Turkey on Monday said it would continue targeting a Syrian Kurdish militia in Syria if it failed to fulfil promises to retreat east of the Euphrates River, accusing the group of ethnic cleansing. But the warning came amid a call by a top U.S. official to focus on the fight against ISIS.
“The YPG (People’s Protection Units) first of all… needs to cross east of the Euphrates as soon as possible. So long as they don’t, they will be a target,” said Foreign Minister Mevlut Cavusoglu.
“In the places where it has moved, the YPG forces everyone out — including Kurds — who do not think like it does and carries out ethnic cleansing,” he added.
Ankara had said it had killed 25 Kurdish “terrorists” on Sunday as it pressed on with a two-pronged operation inside Syria against ISIS jihadists and the YPG.
The Britain-based Syrian Observatory for Human Rights said at least 40 civilians were killed in Turkish shelling and airstrikes, claims that were strongly rejected by Ankara.
“Allegations that… civilians were shot at or targeted do not reflect the truth,” the office of the prime minister said, adding the army was taking “all necessary measures to prevent any harm to the civilian population.”
The action against the YPG is hugely sensitive as the Kurdish group — seen as a terror group by Ankara — is an ally of Turkey’s NATO ally, the United States, in the fight against ISIS in Syria.
The U.S. Monday criticized clashes between Turkish forces and some opposition groups in northern Syria as “unacceptable” and called on all armed actors in the fighting to stand down and focus on the fight against ISIS.

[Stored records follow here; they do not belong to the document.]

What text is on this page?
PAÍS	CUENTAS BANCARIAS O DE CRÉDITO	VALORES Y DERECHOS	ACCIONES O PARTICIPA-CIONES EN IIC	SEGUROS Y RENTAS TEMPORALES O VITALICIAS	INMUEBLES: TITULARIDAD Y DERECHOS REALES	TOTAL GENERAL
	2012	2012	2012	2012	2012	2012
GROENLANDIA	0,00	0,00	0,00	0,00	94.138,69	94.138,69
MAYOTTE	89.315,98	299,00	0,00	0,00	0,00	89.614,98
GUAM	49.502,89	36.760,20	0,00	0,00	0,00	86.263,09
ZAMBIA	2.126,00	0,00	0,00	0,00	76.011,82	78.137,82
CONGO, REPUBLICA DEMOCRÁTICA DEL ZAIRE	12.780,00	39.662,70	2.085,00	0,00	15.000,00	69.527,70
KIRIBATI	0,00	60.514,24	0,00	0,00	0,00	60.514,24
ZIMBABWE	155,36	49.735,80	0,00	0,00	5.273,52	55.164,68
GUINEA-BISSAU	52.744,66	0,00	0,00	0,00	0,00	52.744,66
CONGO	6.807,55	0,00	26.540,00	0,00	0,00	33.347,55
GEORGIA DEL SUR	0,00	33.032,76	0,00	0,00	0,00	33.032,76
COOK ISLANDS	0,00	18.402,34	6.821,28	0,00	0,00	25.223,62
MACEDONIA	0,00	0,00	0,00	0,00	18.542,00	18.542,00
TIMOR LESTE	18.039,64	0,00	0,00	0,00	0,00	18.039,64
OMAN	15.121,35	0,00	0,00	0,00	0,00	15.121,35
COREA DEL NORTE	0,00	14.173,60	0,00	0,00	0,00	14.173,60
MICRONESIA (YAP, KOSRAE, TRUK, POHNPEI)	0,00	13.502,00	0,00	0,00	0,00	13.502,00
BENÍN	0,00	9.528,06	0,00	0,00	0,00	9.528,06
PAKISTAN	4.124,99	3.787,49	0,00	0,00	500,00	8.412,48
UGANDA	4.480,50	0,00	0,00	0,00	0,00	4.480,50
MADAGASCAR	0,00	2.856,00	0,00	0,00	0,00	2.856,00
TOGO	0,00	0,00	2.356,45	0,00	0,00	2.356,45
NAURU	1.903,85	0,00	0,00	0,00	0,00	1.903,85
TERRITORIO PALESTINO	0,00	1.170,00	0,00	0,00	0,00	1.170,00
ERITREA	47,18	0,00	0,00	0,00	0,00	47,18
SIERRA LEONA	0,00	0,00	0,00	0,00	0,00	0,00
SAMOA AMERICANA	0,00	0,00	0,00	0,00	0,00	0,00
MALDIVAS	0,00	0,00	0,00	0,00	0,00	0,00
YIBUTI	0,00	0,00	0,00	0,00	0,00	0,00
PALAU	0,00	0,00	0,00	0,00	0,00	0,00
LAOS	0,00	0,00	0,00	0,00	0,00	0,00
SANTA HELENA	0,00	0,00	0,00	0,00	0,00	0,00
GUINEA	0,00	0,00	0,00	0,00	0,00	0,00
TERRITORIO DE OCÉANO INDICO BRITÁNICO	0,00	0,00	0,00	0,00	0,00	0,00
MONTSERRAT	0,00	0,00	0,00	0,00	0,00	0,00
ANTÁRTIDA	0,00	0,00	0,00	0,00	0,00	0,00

“We want to make clear that we find these clashes – in areas where ISIS is not located – unacceptable and a source of deep concern,” Brett McGurk, the special presidential envoy for the coalition to counter ISIS, said on his official Twitter account, citing a defense department statement.
“We call on all armed actors to stand down… the U.S. is actively engaged to facilitate such deconfliction and unity of focus on ISIS, which remains a lethal and common threat.”
The chief spokesman for the YPG also said that Turkey’s claims that is it fighting YPG forces west of the Euphrates river were untrue and a pretext for seizing Syrian territory.
“There are absolutely no YPG military reinforcements being sent towards Manbij. Turkey’s claims that it is fighting the YPG west of the Euphrates have no basis in truth and are merely flimsy pretexts to widen its occupation of Syrian land,” Redur Xelil told Reuters.
But Cavusoglu said the ethnic composition of the area around the city of Manbij west of the Euphrates — captured by the YPG from ISIS earlier this month — was largely Arab.
“Residents who had to leave the region (before fighting broke out) must be the ones who live there. But that is not the goal of the YPG,” he said at a news conference alongside his Dutch counterpart Bert Koenders.
Cavusoglu also hailed the success of the lightning operation by Turkish-backed Syrian Arab fighters, who on Wednesday captured the town of Jarablus from ISIS.
“The objective of this operation (Jarablus) … is to clear this region of the Daesh (ISIS) terrorist organization.”
“As you see, even with a small force, ISIS … is leaving and running away from the regions under their control,” he added.